O homem, antes de achar sentido em si mesmo, já via sentido da natureza. Dado isso, as religiões pagãs, aquelas que não tiveram o privilégio de receber a revelação da Verdade, via no ciclo da natureza um padrão confiável que deveria não apenas respeitado, mas repetido e ritualizado.
A linguagem que a humanidade inteira conhecia era essa.
Em Midsommar, a comunidade tradicional ainda vive nos termos do velho contrato com o sagrado, no ciclo de vida das estações que deveriam correlacionar com o ciclo de vida de cada homem e mulher.
A vida se inicia na primavera e morre no inverno. Velhos devem não apenas aceitar o seu destino de morte, mas voluntariamente caminhar até ele – se jogar de um penhasco, como mostrado no filme.
É brutal, é horrível – mas não podemos chamar de cruel.
Vou bugar a cabeça de vocês, mas sacrifício humano ATÉ ENTÃO, é uma expressão religiosa legítima que, longe de ser um culto da morte, REAFIRMA a vida além da redutibilidade da racionalidade e da autopreservação.
Pode parecer estranho, mas ter lido Mircea Eliade te dá bases sólidas para entender isso.
Midsommar é um filme de terror apenas no contexto pós-Revelação.

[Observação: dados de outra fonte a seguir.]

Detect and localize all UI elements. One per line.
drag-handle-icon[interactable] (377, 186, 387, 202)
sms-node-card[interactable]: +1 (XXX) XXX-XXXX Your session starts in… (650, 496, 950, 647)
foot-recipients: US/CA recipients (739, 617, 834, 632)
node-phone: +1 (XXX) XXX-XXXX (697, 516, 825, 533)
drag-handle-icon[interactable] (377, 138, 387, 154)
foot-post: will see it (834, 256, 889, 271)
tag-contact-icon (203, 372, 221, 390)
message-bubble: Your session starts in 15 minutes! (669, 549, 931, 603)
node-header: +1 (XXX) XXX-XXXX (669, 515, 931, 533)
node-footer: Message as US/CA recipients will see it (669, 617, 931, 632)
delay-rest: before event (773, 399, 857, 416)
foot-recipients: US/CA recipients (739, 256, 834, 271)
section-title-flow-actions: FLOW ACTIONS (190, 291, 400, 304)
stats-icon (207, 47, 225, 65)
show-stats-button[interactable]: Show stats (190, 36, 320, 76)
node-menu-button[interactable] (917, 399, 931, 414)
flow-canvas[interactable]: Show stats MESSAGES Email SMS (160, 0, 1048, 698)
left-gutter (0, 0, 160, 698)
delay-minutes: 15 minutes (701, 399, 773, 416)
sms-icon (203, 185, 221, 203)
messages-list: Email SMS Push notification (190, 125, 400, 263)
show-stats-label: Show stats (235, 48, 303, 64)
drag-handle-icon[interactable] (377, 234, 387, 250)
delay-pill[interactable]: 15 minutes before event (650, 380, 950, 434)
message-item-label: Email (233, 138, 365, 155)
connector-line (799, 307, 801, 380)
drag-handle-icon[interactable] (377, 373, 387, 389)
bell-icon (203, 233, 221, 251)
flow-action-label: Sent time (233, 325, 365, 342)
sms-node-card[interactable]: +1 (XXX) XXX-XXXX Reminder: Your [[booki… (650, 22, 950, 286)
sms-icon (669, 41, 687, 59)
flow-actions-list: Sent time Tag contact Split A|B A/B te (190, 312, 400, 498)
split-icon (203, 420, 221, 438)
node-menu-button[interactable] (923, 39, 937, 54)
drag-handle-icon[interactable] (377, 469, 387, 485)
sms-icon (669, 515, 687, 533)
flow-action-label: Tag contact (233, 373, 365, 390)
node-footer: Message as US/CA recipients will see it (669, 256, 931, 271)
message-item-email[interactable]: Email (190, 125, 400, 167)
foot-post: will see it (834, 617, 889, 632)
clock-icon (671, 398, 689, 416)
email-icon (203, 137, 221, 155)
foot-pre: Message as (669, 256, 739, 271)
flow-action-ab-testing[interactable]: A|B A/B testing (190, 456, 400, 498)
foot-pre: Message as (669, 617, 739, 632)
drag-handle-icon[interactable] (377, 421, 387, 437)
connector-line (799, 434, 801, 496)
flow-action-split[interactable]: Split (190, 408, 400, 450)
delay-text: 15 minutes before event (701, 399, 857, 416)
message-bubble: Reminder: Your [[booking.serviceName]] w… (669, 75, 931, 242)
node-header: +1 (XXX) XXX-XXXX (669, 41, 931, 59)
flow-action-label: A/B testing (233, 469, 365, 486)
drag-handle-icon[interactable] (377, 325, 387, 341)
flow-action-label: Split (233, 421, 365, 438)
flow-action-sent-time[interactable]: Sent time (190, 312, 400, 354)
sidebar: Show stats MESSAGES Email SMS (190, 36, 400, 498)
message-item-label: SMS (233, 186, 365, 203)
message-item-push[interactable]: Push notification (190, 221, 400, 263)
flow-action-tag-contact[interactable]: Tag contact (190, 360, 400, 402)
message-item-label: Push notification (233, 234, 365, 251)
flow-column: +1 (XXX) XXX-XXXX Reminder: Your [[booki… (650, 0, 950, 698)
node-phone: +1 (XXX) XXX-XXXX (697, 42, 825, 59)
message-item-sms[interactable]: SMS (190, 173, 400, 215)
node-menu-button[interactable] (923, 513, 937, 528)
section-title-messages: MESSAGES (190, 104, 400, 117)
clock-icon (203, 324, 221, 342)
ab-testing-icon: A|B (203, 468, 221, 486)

Na minha opinião, quando Deus pediu a Abraão o sacrifício do seu filho e o impediu de fazê-lo no último momento, uma das mais belas e sapienciais histórias da Bíblia e da humanidade (só ateuzinho frescurento se escandaliza com isso), Ele não estava sendo menos que pedagógico – e estabelecendo um novo contrato da humanidade com o sagrado.
Não sei se Ari Aster pensou em Eliade nesse filme, mas sua composição ambígua, combinando um cenário paradisíaco salpicado de sangue e tripas, é a própria essência do sagrado no paganismo.
Em suma. PUTA FILME – e não falo como cinéfilo nesse momento.
Eu entendo quem gostou mais de Hereditário. Mas, eu me interesso tanto pelo tema desse filme e consegui extrair dele tanta coisa FODA nele que não consigo ser imparcial. Já está na minha lista dos preferidos dos últimos anos.
Folk horror de primeira – me fez lembrar The Wicker Man.